Hiertegenover blijven we toeschouwer. ‘J'ai vu naître la vie’, zegt
St. Antoine, en in de woorden van hoge verrukking van deze alleenspraak is de
gehele zin van Faust II besloten:
‘O bonheur! bonheur! j'ai vu naître la vie, j'ai vu le mouvement
commencer. Le sang de mes veines bat si fort qu'il va les rompre. J'ai envie de
voler, de nager, d'aboyer, de beugler, de hurler. Je voudrais avoir des ailes,
une carapace, une écorce, souffler de la fumée, porter une trompe, tordre mon
corps, me diviser partout, être en tout, m'émaner avec les odeurs, me
développer comme des plantes, couler comme l'eau, vibrer comme le son, briller
comme la lumière, me blottir sur toutes les formes, pénétrer chaque atome,
descendre jusqu'au fond de la matière, - être la matière!’

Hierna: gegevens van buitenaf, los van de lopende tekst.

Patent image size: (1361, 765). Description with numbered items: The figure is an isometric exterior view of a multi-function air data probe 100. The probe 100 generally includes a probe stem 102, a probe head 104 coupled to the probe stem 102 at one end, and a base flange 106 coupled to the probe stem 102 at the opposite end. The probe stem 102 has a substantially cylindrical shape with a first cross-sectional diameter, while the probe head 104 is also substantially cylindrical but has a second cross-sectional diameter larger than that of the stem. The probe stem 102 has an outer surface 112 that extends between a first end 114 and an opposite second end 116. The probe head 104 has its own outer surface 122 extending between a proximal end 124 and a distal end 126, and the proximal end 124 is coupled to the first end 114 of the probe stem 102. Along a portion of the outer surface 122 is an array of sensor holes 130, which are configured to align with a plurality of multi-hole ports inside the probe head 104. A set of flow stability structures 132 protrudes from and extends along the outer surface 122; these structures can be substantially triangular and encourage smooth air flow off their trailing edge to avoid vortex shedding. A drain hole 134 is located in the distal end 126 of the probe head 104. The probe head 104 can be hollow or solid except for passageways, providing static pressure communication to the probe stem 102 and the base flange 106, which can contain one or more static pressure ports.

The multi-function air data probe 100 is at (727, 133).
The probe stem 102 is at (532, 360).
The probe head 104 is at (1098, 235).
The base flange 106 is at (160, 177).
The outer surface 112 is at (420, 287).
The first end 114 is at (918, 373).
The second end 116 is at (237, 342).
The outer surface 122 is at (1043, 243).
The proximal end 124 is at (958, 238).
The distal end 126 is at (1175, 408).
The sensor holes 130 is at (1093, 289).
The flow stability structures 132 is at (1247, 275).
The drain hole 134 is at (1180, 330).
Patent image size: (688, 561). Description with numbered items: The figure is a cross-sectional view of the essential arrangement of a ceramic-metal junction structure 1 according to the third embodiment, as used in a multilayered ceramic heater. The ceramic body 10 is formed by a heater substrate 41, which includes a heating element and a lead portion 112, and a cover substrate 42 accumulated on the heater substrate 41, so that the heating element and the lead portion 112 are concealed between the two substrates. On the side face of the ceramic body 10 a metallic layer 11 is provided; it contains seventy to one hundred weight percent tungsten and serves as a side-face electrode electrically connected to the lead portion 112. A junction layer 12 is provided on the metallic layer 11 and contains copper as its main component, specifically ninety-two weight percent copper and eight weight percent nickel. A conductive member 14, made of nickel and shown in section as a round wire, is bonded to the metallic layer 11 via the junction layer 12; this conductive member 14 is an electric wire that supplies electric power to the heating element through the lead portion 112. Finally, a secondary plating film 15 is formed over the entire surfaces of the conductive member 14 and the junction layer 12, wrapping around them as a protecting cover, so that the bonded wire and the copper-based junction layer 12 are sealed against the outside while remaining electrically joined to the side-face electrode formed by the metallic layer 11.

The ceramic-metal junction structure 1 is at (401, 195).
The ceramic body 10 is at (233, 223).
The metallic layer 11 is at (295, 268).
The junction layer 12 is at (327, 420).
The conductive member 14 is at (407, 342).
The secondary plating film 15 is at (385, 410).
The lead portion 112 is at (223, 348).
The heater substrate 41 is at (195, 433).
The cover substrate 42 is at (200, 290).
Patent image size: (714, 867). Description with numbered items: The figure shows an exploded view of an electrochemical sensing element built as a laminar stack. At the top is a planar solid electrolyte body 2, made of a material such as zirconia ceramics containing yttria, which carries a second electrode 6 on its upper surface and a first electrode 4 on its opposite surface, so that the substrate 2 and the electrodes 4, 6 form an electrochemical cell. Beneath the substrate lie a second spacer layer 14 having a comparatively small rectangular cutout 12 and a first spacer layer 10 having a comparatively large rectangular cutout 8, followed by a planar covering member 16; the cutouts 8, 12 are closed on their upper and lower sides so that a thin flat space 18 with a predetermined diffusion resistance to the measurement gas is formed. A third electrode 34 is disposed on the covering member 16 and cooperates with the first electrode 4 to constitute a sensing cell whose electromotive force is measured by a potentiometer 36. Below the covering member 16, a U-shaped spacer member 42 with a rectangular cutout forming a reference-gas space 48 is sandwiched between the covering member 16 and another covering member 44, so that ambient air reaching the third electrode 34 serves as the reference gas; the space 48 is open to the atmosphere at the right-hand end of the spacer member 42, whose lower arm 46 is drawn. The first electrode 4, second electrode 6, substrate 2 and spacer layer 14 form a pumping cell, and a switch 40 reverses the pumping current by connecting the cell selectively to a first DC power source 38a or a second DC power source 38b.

Dit ‘j'ai vu naître la vie’ en dit ‘être la matière’, als het hoogste
geluk en als het diepste doel van de mens aanvaarden echter St. Antoine en
Faust op geheel verschillende wijze. De kluizenaar ‘fait le signe de la croix
et se remet en prières’, terwijl Faust ‘die Sonne im Rücken’ naar het
verwerkelijken van deze wensen toesnelt.
(Flaubert werd door resignatie van zichzelf realist, Goethe
resigneerde van de werkelijkheid en bouwde zichzelf uit tot een wereld van
realiteit. Ik stip aan: het Homunculus-motief, Homunculus voert tot Helena,
maar kwam voort uit Wagner, de ‘nur-Kopf’-mens).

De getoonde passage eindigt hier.